Fitch Affirms Avon's IDR at 'B+'; Outlook Negative
KEY RATING DRIVERS
Fitch views today's announcements positively in that the North American business separation - which had LTM sales of $731 million and estimated EBITDA of $4 million - removes a drag on both operating trends and on management's time, and the cash infusion and dividend suspension will provide a meaningful boost to Avon's liquidity.
However, as Fitch had factored in minimal contribution from the North American business, the credit story has not materially changed. Avon's key international markets remain under considerable pressure as reflected in flattish-to-slightly negative organic growth trends. Stabilizing the Outlook depends on Avon's ability to articulate and begin to execute a credible turnaround plan to stabilize volume and representative growth and stem EBITDA declines at its January 2016 Analyst Day.
Of note, two key markets, Brazil and Russia, have seen increasing levels of competition in the past several years and are in recession. Argentina, a smaller market, appears headed for a recession next year. As a result, Avon's Latin America region, which generated almost 50% of revenues (moderately more post-separation) and 70% of adjusted operating profit for the nine months ended Sept. 30, 2015, has recorded negative volumes and rep count declines. These are likely to continue given the economic outlook and the lack of a plan to reverse the tide.
Negative F/X translation and transaction are having an outsized impact on Avon's recent financial performance, with a strong orientation toward the emerging markets of Brazil and Russia. The company absorbed $315 million of F/X translation and transaction costs in 2014. The run-rate year-to-date is higher at around $350 million.
KEY ASSUMPTIONS
--The proposed transactions close as anticipated in spring 2016;
--Organic revenue growth up around 1% in 2015, with negative volume trends being offset somewhat by high pricing. Positive organic growth of 2% in 2016 excluding North America;
--Currencies hold at current levels negatively affecting revenues by about 19% in 2015 year, in line with management's November 2015 guidance;
--EBITDA of approximately $575 million in 2015 and $525 million to $550 million in 2016;
--Free cash flow negative in the $150 million range in 2015. Preliminary FCF expected to be positive in 2016, north of $125 million with the dividend suspension as well as lower pension payments and royalty stream from Avon North America to Avon.
RATING SENSITIVITIES
Future developments that may, individually or collectively, lead to a positive rating action:
:
--Stabilizing the Outlook is dependent on Avon's ability to articulate and begin to execute a credible turnaround plan at its January 2016 Analyst Day.
Negative:
Future developments that may, individually or collectively, lead to a negative rating action:
--Continued sales declines, which would be exemplified by active representative and volume declines accelerating toward and being sustained in the mid-single-digits range;
--Significant EBITDA contraction to a level below $500 million.
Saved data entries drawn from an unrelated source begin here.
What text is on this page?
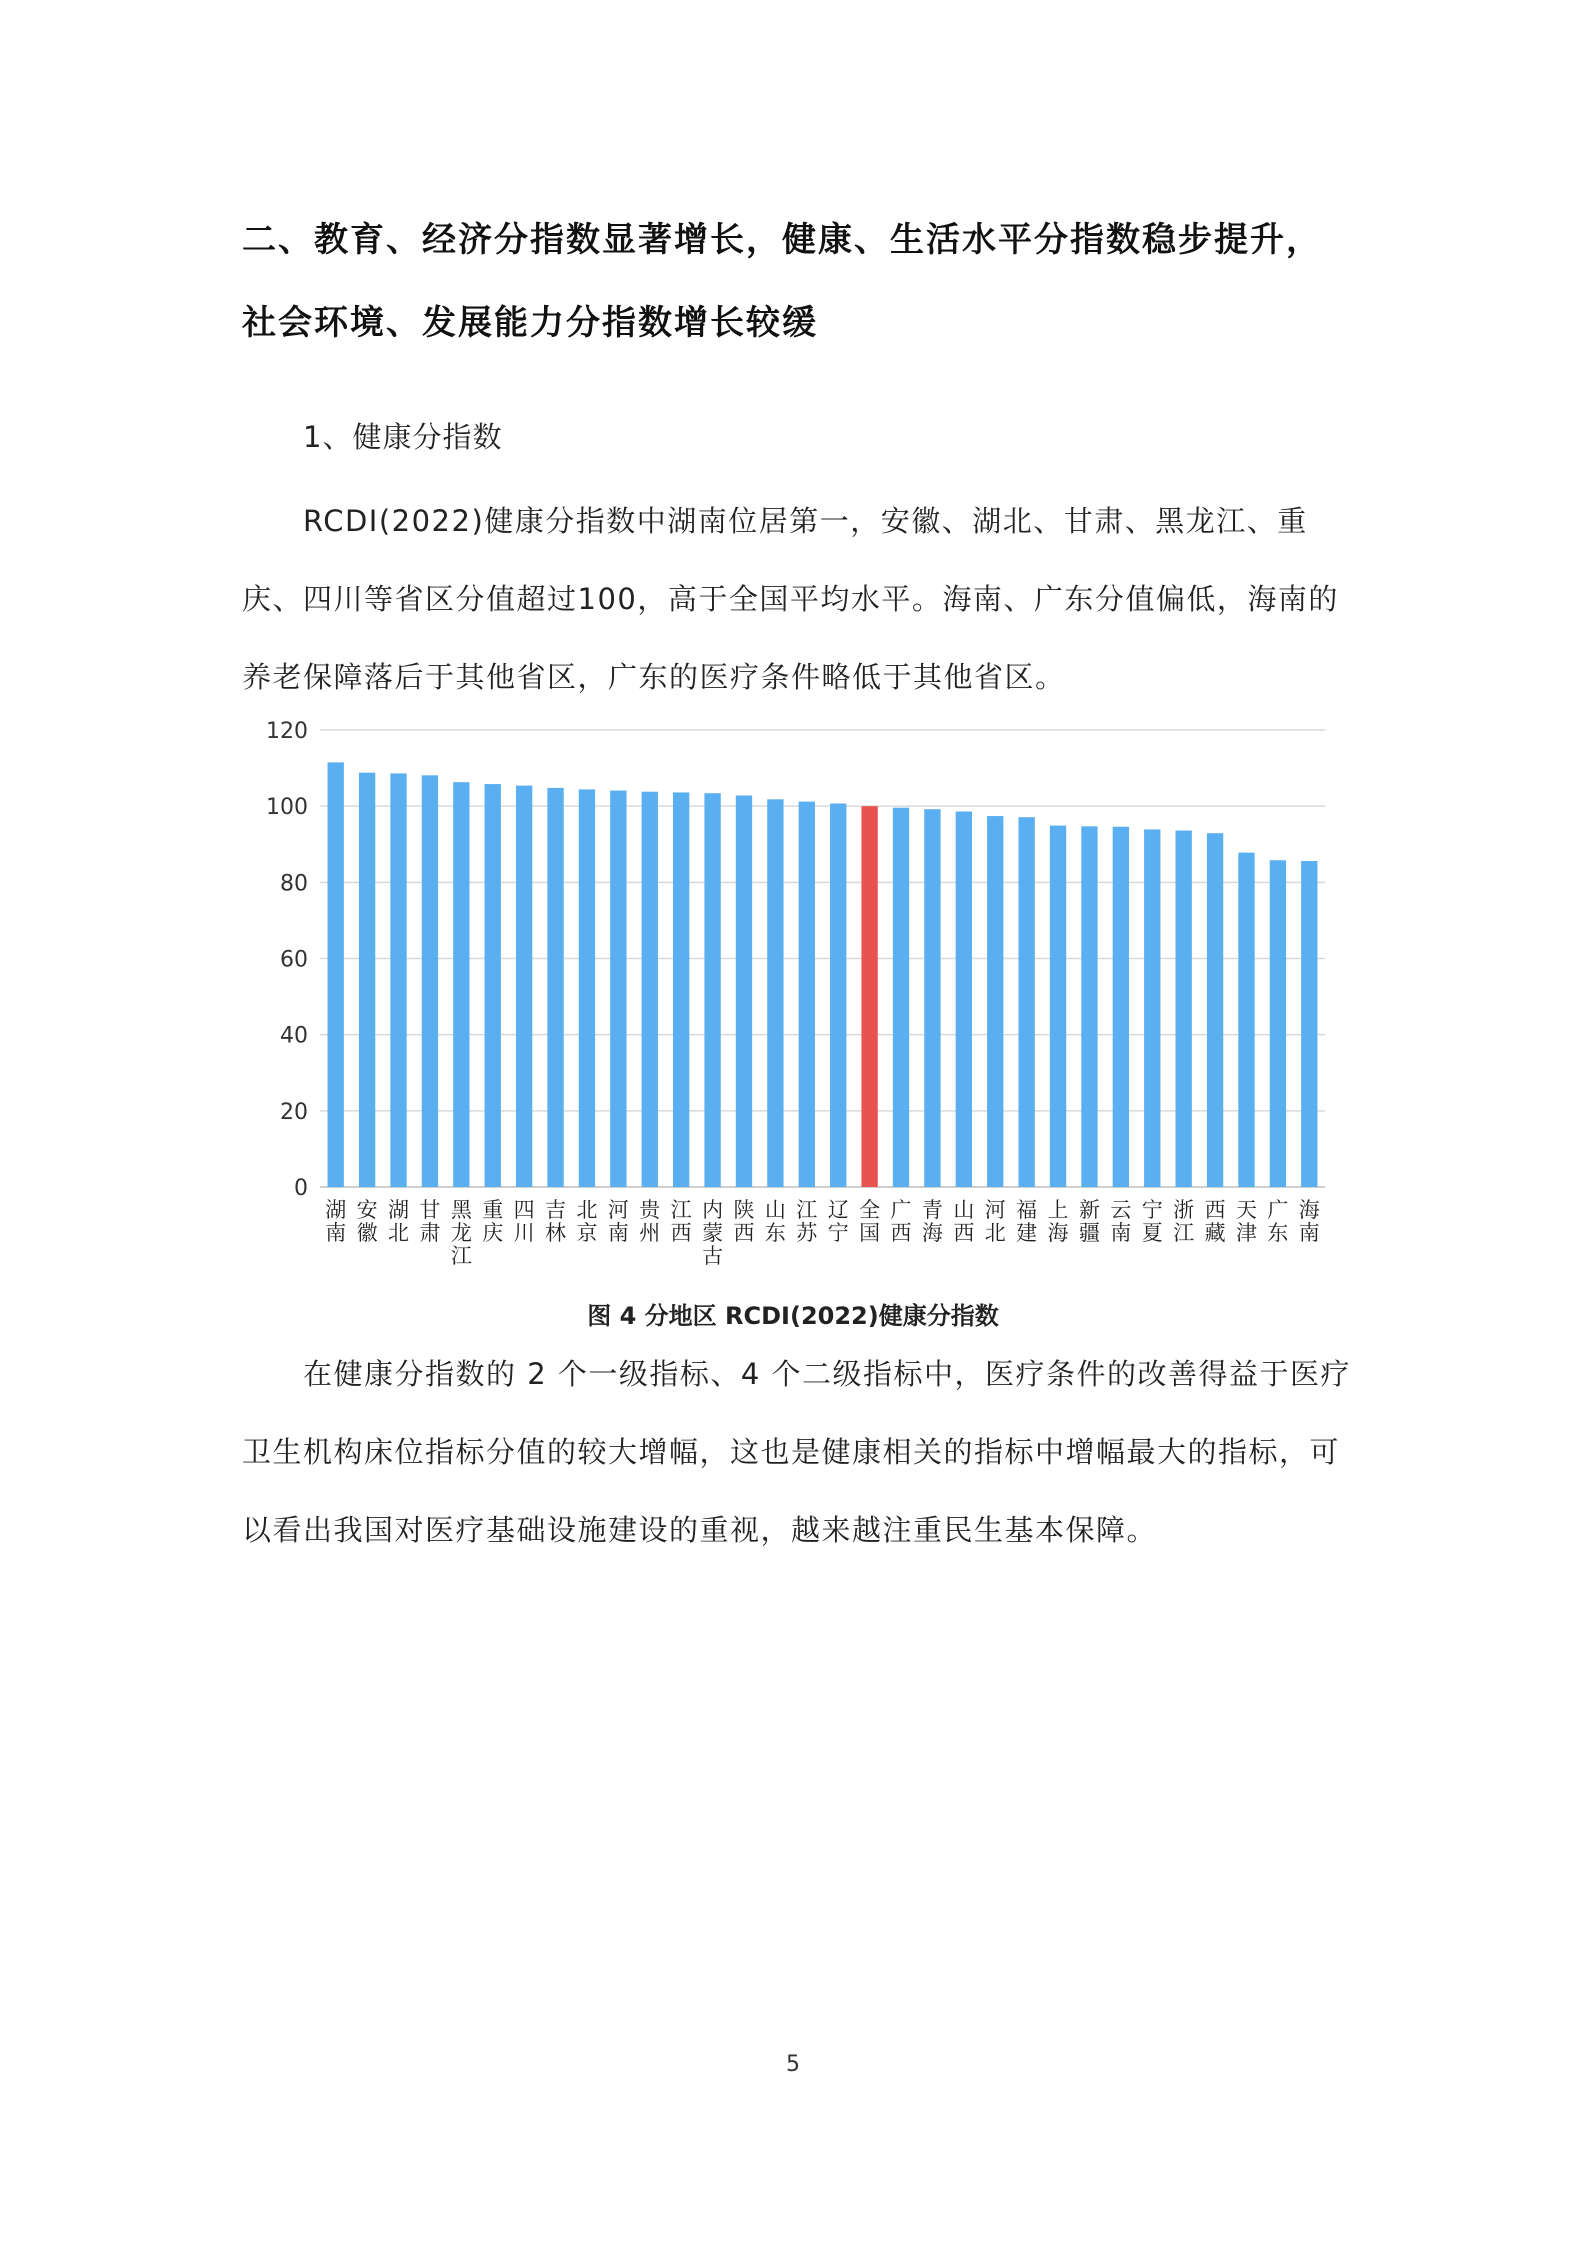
二、教育、经济分指数显著增长，健康、生活水平分指数稳步提升，
社会环境、发展能力分指数增长较缓
1、健康分指数

RCDI(2022)健康分指数中湖南位居第一，安徽、湖北、甘肃、黑龙江、重庆、四川等省区分值超过100，高于全国平均水平。海南、广东分值偏低，海南的养老保障落后于其他省区，广东的医疗条件略低于其他省区。

0
20
40
60
80
100
120
湖南
安徽
湖北
甘肃
黑龙江
重庆
四川
吉林
北京
河南
贵州
江西
内蒙古
陕西
山东
江苏
辽宁
全国
广西
青海
山西
河北
福建
上海
新疆
云南
宁夏
浙江
西藏
天津
广东
海南
图 4 分地区 RCDI(2022)健康分指数

在健康分指数的 2 个一级指标、4 个二级指标中，医疗条件的改善得益于医疗卫生机构床位指标分值的较大增幅，这也是健康相关的指标中增幅最大的指标，可以看出我国对医疗基础设施建设的重视，越来越注重民生基本保障。

5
--Negative FCF past 2015 which would occur if the organization has not been rightsized for what appears to be a less than $7 billion-revenue company which would eat into liquidity;
--Sustained increases in leverage over 5x.
LIQUIDITY
Avon's liquidity should improve with the dividend suspension and the receipt of a net $505 million from Cerberus in 2016. The $505 million is net of $100 million that Avon will contribute to Avon North America to partially offset the approximately $230 million in pension and other liabilities.
Avon intends to apply $250 million of proceeds towards repaying a portion of the $850 million of debt maturing over 2018 and 2019.
At present, cash balances are unrestricted and available for debt repayment but had declined to $587 million at the end of September 2015 from $1.2 billion in 2013. Including full availability on its $400 million revolver that matures in 2020, total liquidity was approximately $1 billion.
Fitch expects FCF (operating cash flow less capital expenditures and dividends) be in the negative $150 million range in 2015. Preliminary FCF is expected to be positive in 2016, north of $125 million with the dividend suspension as well as lower pension payments..
Depending on how the $435 million preferred equity is structured, the instrument could have an equity credit component. Fitch may assign that component after documentation review. In the interim, if viewed solely as debt, pro forma leverage as of the last 12 months ended Sept. 30, 2015 would increase modestly to 3.7x from 3.4x.